As the blame game continues to play out over the catastrophe in the Gulf, two Tufts experts caution against rash policy change.
Medford/Somerville, Mass. [07.28.10] In the wake of the massive oil spill in the Gulf of Mexico, quick-fix energy policy changes might be politically tempting but would be wrong-headed, say Tufts experts.
"There's a knee-jerk reaction to think we have to immediately change our energy policy fundamentally because of this," says Jeffrey Zabel, an environmental economist in the School of Arts and Sciences. "That's not the right way to go about this."
The government should view the oil industry as it does the airline industry: an overall safe enterprise that infrequently has major accidents, says Bruce Everett, an adjunct associate professor of international business at the Fletcher School who has worked in the energy industry for more than 30 years, including as an executive at ExxonMobil.
Accidents in the airline industry, he explains, are assessed on whether they were the result of a systemic failure, in which case the system is reviewed and improved, or an isolated problem.
"We don't shut down the air traffic system when there's a crash until we figure out what happened," says Everett. "We need the oil supply system. It's a human system, and once in a while we're going to have failures. If we let professionals figure out what happened in this particular case and we try to make sure that that thing doesn't happen again-and we keep doing that every time there's an incident-then you make the system safer over the time."
Everett and Zabel agree that while alternative energy sources are desirable, the reality is that right now, the country is dependent on oil.
"Our alternative is to make the system we have better, and that seems to me to be the best way to look at this oil spill," says Everett, who blogs about energy at energymyth.com.
"Hopefully, we'll start thinking more seriously about alternative sources of energy, but the ability [of the country] to replace oil in the short term is close to zero at this point," says Zabel.
Time for Change?
Zabel doubts the oil spill will prompt voters to urge the government to get serious about exploring alternative energy sources or enacting conservation legislation-that might mean higher-priced gasoline and a less car-centric culture.
Americans "are not willing to pay the true cost of what gasoline really is," says Zabel. "In Europe, they have prices much higher than ours, and the [gasoline] taxes are much higher than ours. They've come to terms with that. If you tried to do that here, people would go ballistic."

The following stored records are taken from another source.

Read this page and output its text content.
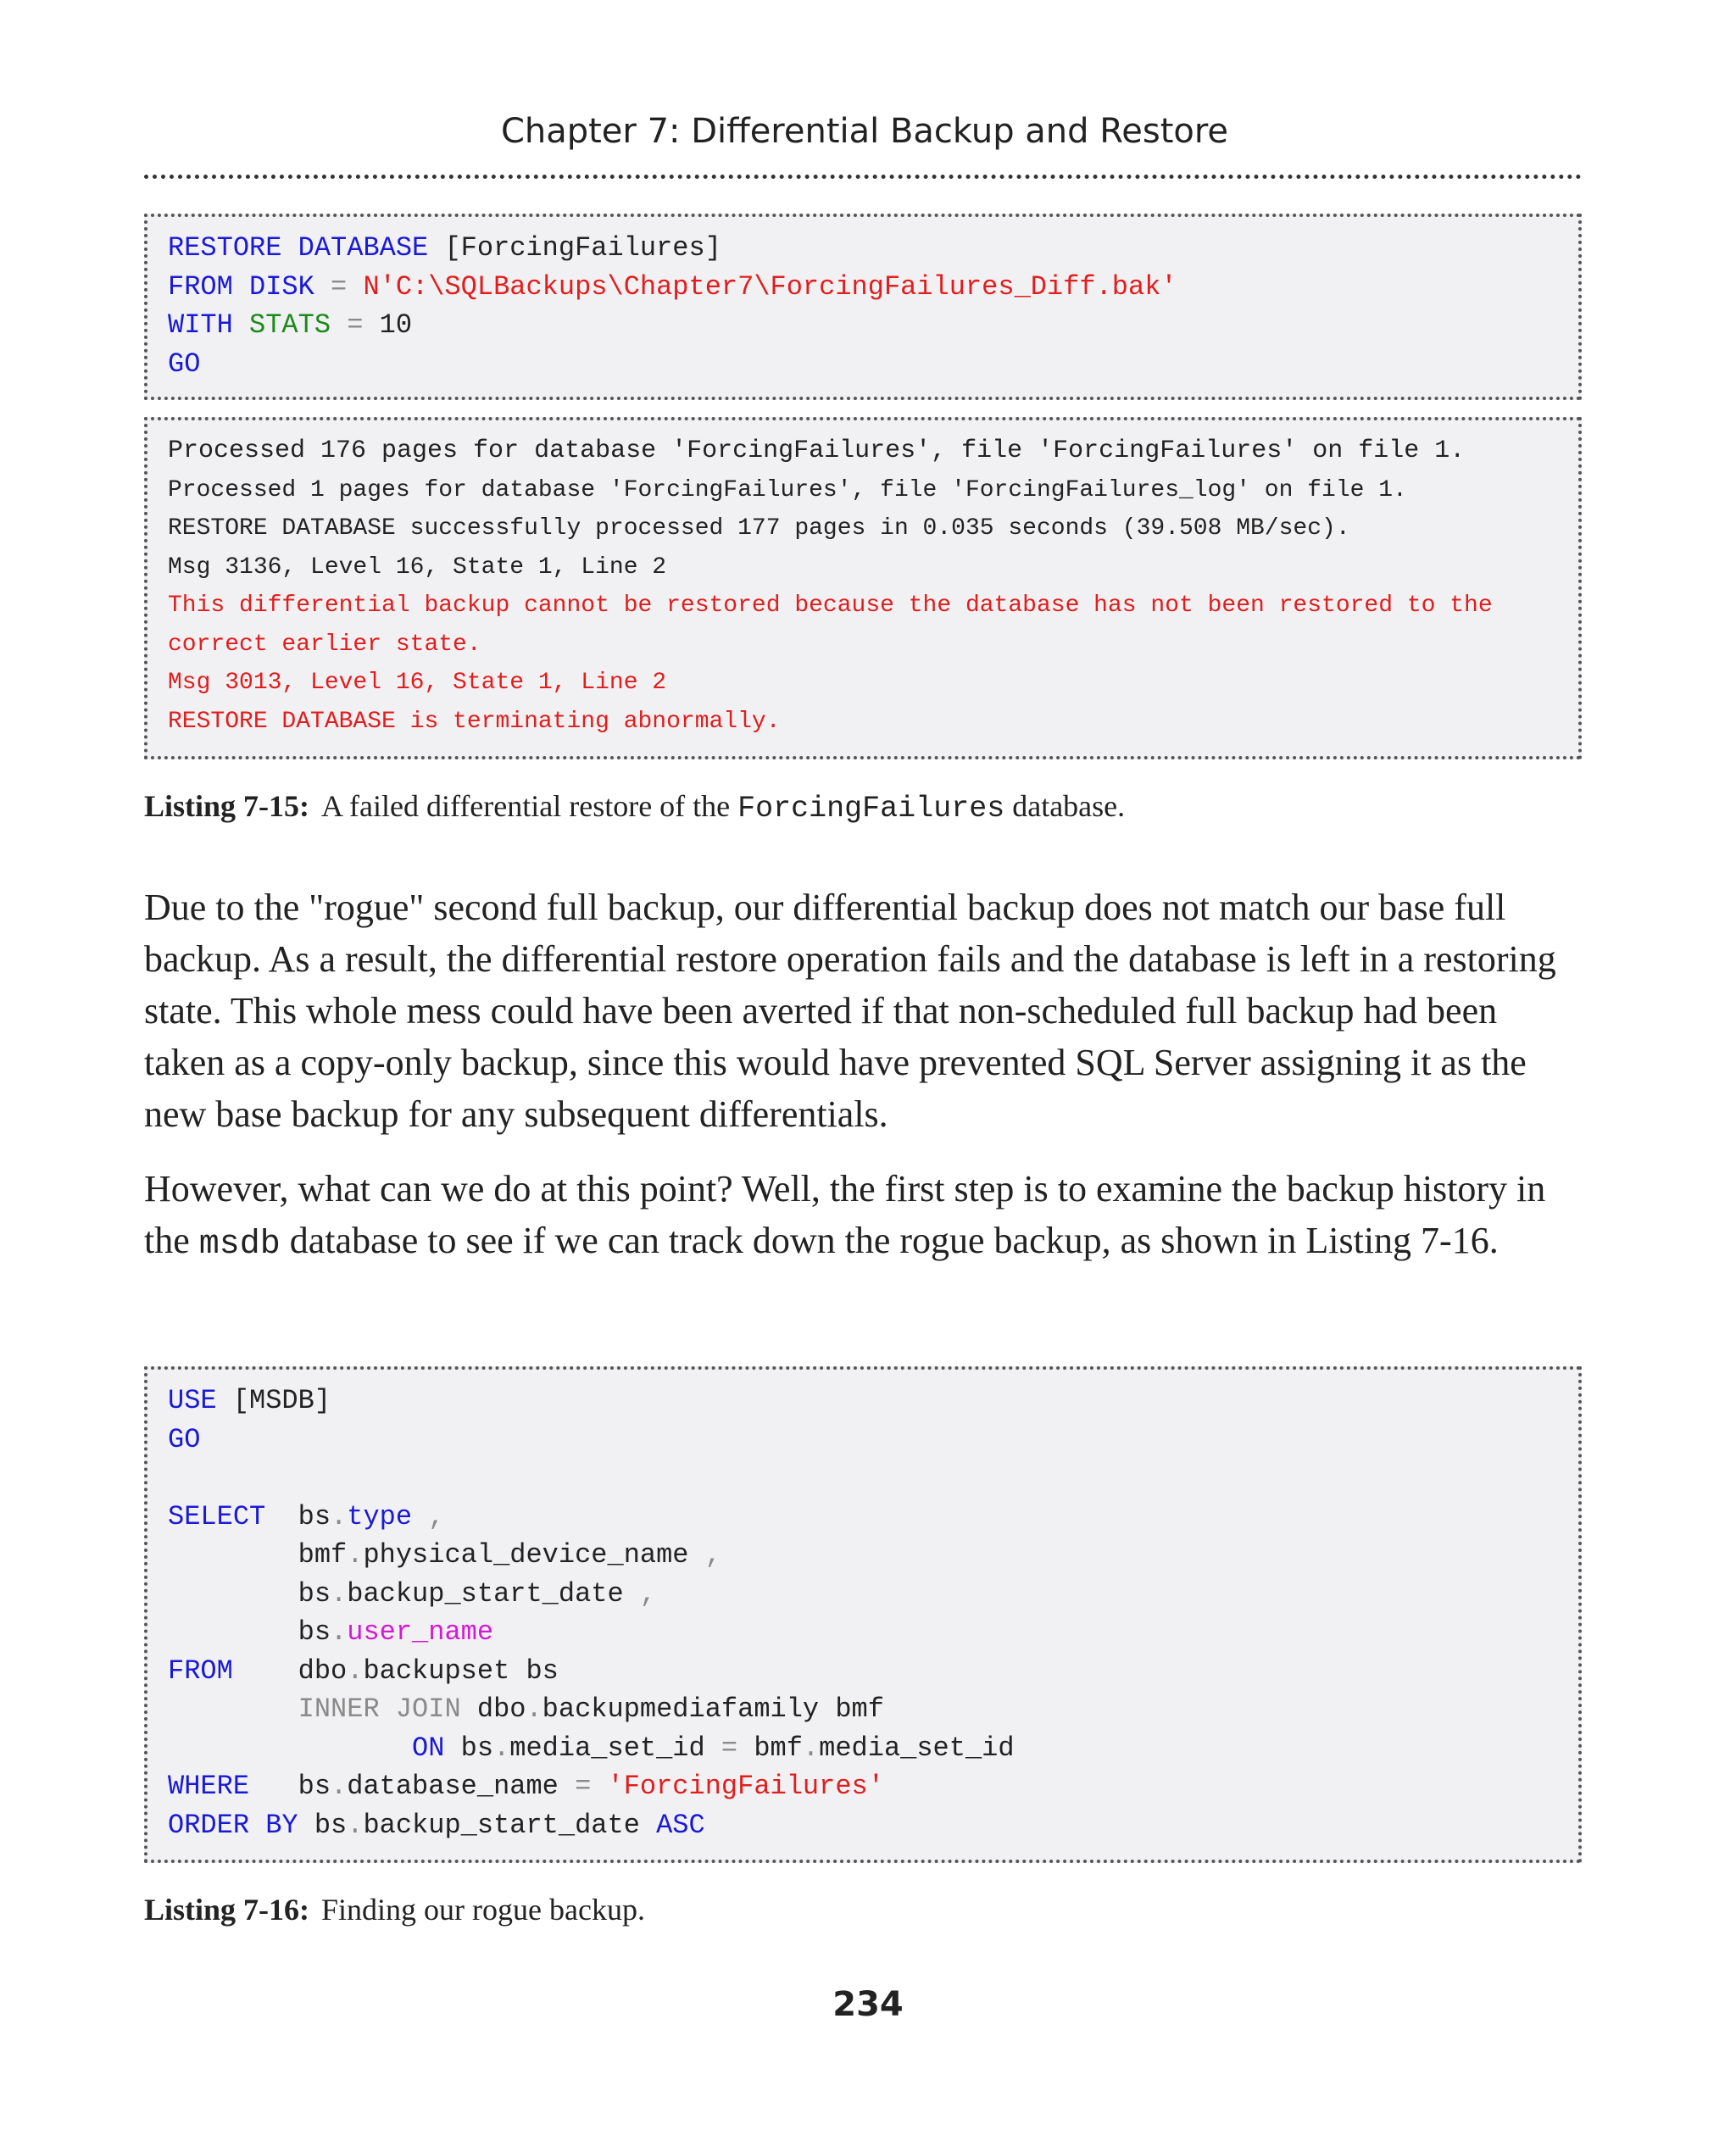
Chapter 7: Differential Backup and Restore
RESTORE DATABASE [ForcingFailures]
FROM DISK = N'C:\SQLBackups\Chapter7\ForcingFailures_Diff.bak'
WITH STATS = 10
GO
Processed 176 pages for database 'ForcingFailures', file 'ForcingFailures' on file 1.
Processed 1 pages for database 'ForcingFailures', file 'ForcingFailures_log' on file 1.
RESTORE DATABASE successfully processed 177 pages in 0.035 seconds (39.508 MB/sec).
Msg 3136, Level 16, State 1, Line 2
This differential backup cannot be restored because the database has not been restored to the
correct earlier state.
Msg 3013, Level 16, State 1, Line 2
RESTORE DATABASE is terminating abnormally.
Listing 7-15: A failed differential restore of the ForcingFailures database.

Due to the "rogue" second full backup, our differential backup does not match our base full backup. As a result, the differential restore operation fails and the database is left in a restoring state. This whole mess could have been averted if that non-scheduled full backup had been taken as a copy-only backup, since this would have prevented SQL Server assigning it as the new base backup for any subsequent differentials.

However, what can we do at this point? Well, the first step is to examine the backup history in the msdb database to see if we can track down the rogue backup, as shown in Listing 7-16.

USE [MSDB]
GO

SELECT  bs.type ,
bmf.physical_device_name ,
bs.backup_start_date ,
bs.user_name
FROM    dbo.backupset bs
INNER JOIN dbo.backupmediafamily bmf
ON bs.media_set_id = bmf.media_set_id
WHERE   bs.database_name = 'ForcingFailures'
ORDER BY bs.backup_start_date ASC
Listing 7-16: Finding our rogue backup.
234
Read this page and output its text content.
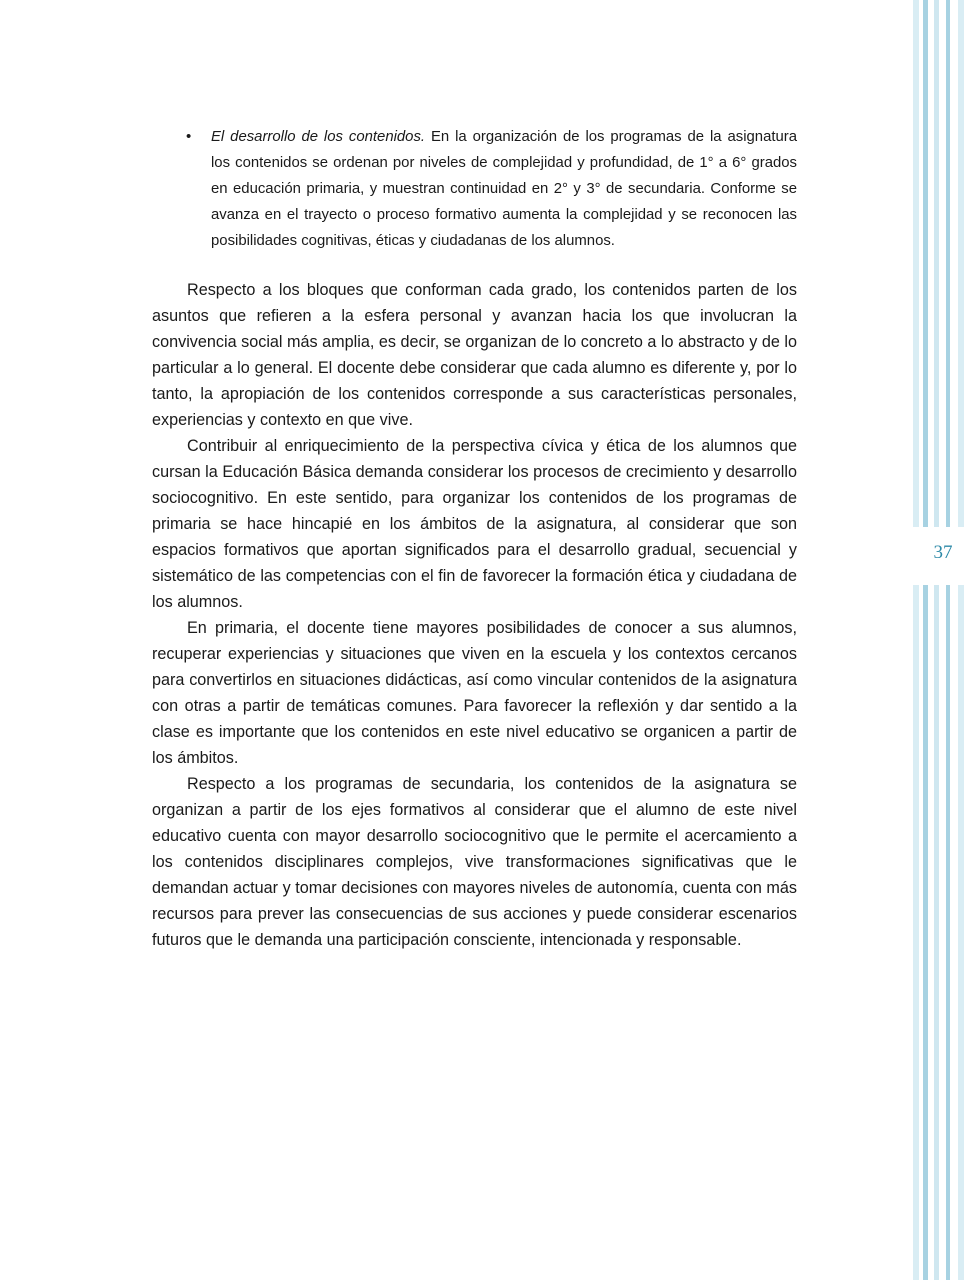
37
• El desarrollo de los contenidos. En la organización de los programas de la asignatura los contenidos se ordenan por niveles de complejidad y profundidad, de 1° a 6° grados en educación primaria, y muestran continuidad en 2° y 3° de secundaria. Conforme se avanza en el trayecto o proceso formativo aumenta la complejidad y se reconocen las posibilidades cognitivas, éticas y ciudadanas de los alumnos.

Respecto a los bloques que conforman cada grado, los contenidos parten de los asuntos que refieren a la esfera personal y avanzan hacia los que involucran la convivencia social más amplia, es decir, se organizan de lo concreto a lo abstracto y de lo particular a lo general. El docente debe considerar que cada alumno es diferente y, por lo tanto, la apropiación de los contenidos corresponde a sus características personales, experiencias y contexto en que vive.

Contribuir al enriquecimiento de la perspectiva cívica y ética de los alumnos que cursan la Educación Básica demanda considerar los procesos de crecimiento y desarrollo sociocognitivo. En este sentido, para organizar los contenidos de los programas de primaria se hace hincapié en los ámbitos de la asignatura, al considerar que son espacios formativos que aportan significados para el desarrollo gradual, secuencial y sistemático de las competencias con el fin de favorecer la formación ética y ciudadana de los alumnos.

En primaria, el docente tiene mayores posibilidades de conocer a sus alumnos, recuperar experiencias y situaciones que viven en la escuela y los contextos cercanos para convertirlos en situaciones didácticas, así como vincular contenidos de la asignatura con otras a partir de temáticas comunes. Para favorecer la reflexión y dar sentido a la clase es importante que los contenidos en este nivel educativo se organicen a partir de los ámbitos.

Respecto a los programas de secundaria, los contenidos de la asignatura se organizan a partir de los ejes formativos al considerar que el alumno de este nivel educativo cuenta con mayor desarrollo sociocognitivo que le permite el acercamiento a los contenidos disciplinares complejos, vive transformaciones significativas que le demandan actuar y tomar decisiones con mayores niveles de autonomía, cuenta con más recursos para prever las consecuencias de sus acciones y puede considerar escenarios futuros que le demanda una participación consciente, intencionada y responsable.
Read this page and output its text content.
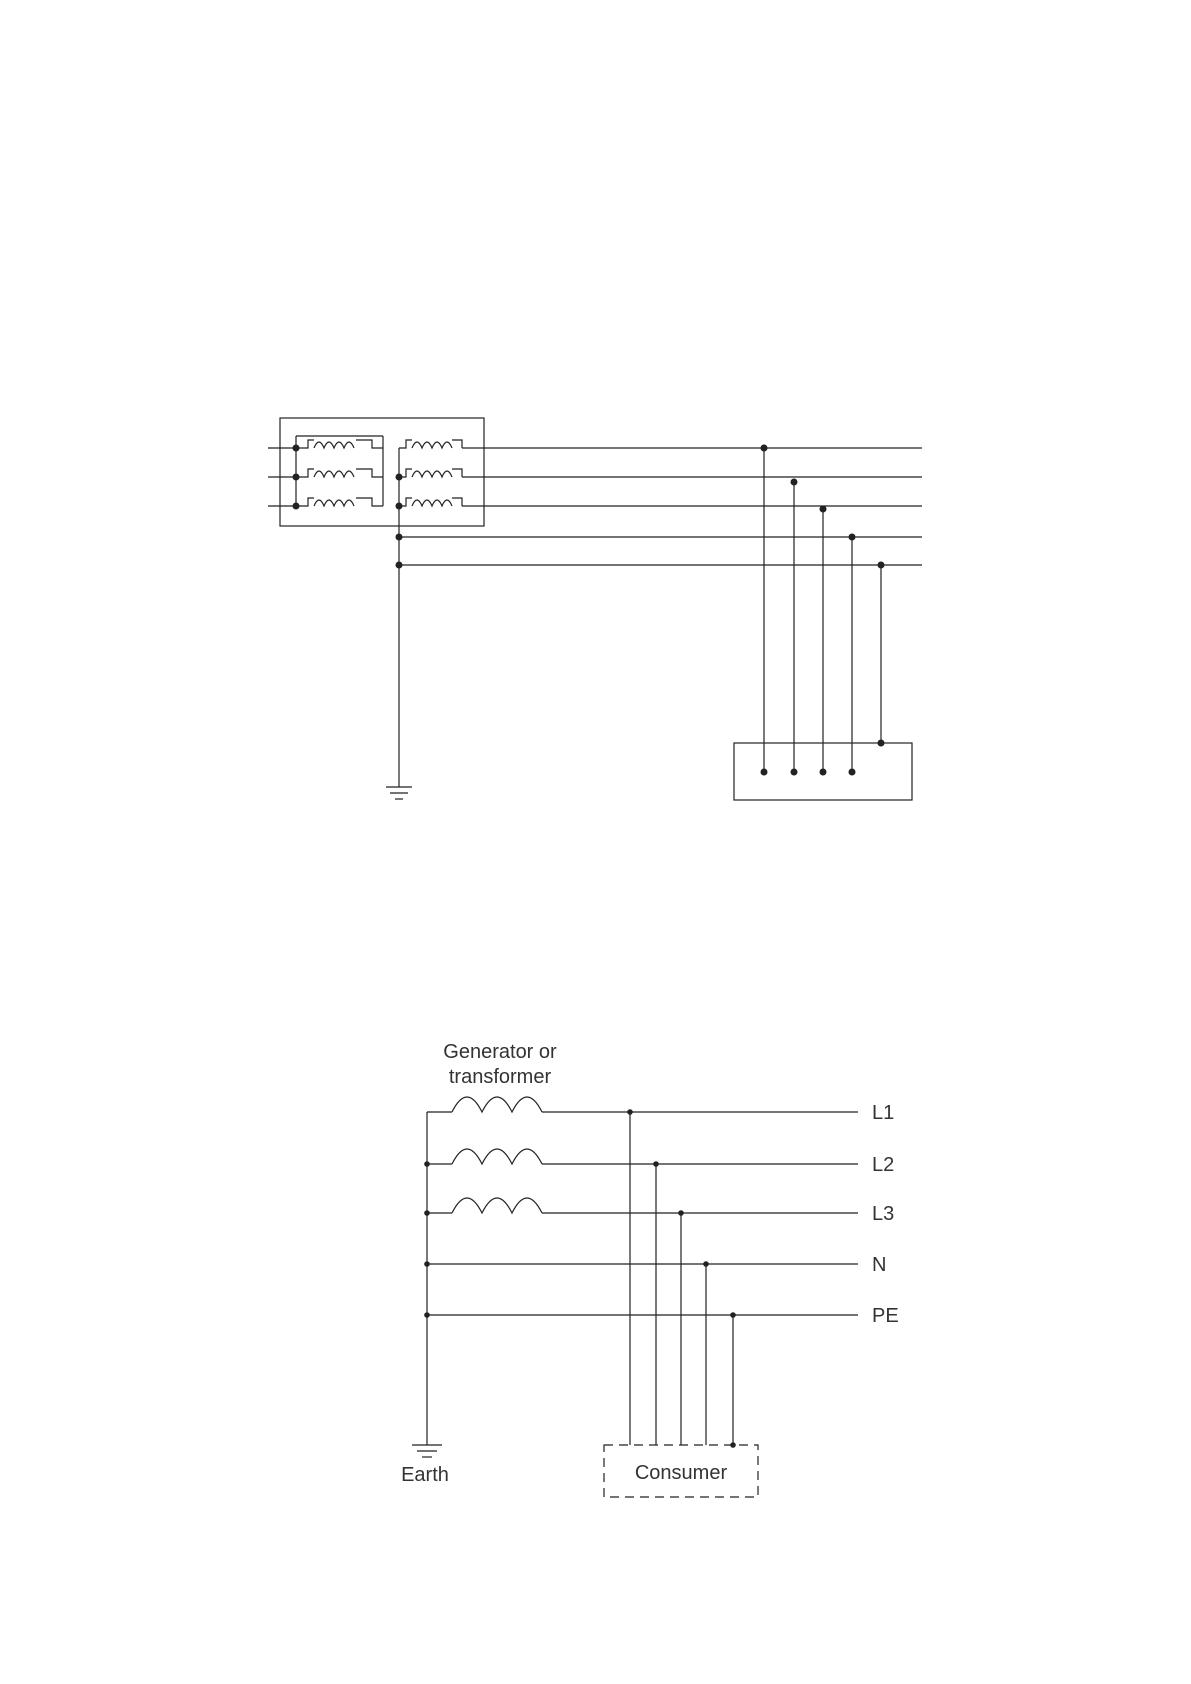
Generator or
transformer
L1
L2
L3
N
PE
Earth	Consumer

And in Europe, Everett says, people aren't driving big, gas-guzzling vehicles. But they aren't driving electric cars either. "They're driving smaller gasoline vehicles, and they drive less than we do.
"We use, in the U.S., a trillion dollars a year worth of petroleum products," Everett notes. "If we were to say, 'I don't like oil. I'll be happy to take something that's twice as expensive,' that would cost you a trillion dollars a year. "The result of that, he adds, would probably be less mobility, not more advanced fuel technologies.
Zabel and Everett both say it would be a mistake to make sweeping policy decisions in the wake of the Gulf spill.
"If all we do is stop drilling offshore, then whatever oil we don't produce offshore we will import," says Everett. "Historically, tankers are much more dangerous in terms of the risk for oil spills than fixed facilities, because tankers are moving around and they run into things."
Another factor to consider, adds Everett, is where we drill. "One of the reasons the industry drills in the deep offshore is that is regarded as safer than drilling near the land. If we need the oil and we're uncomfortable [drilling] in five to ten thousand feet of water, maybe it would be better to [consider] drilling in shallower water or drilling on land," he says.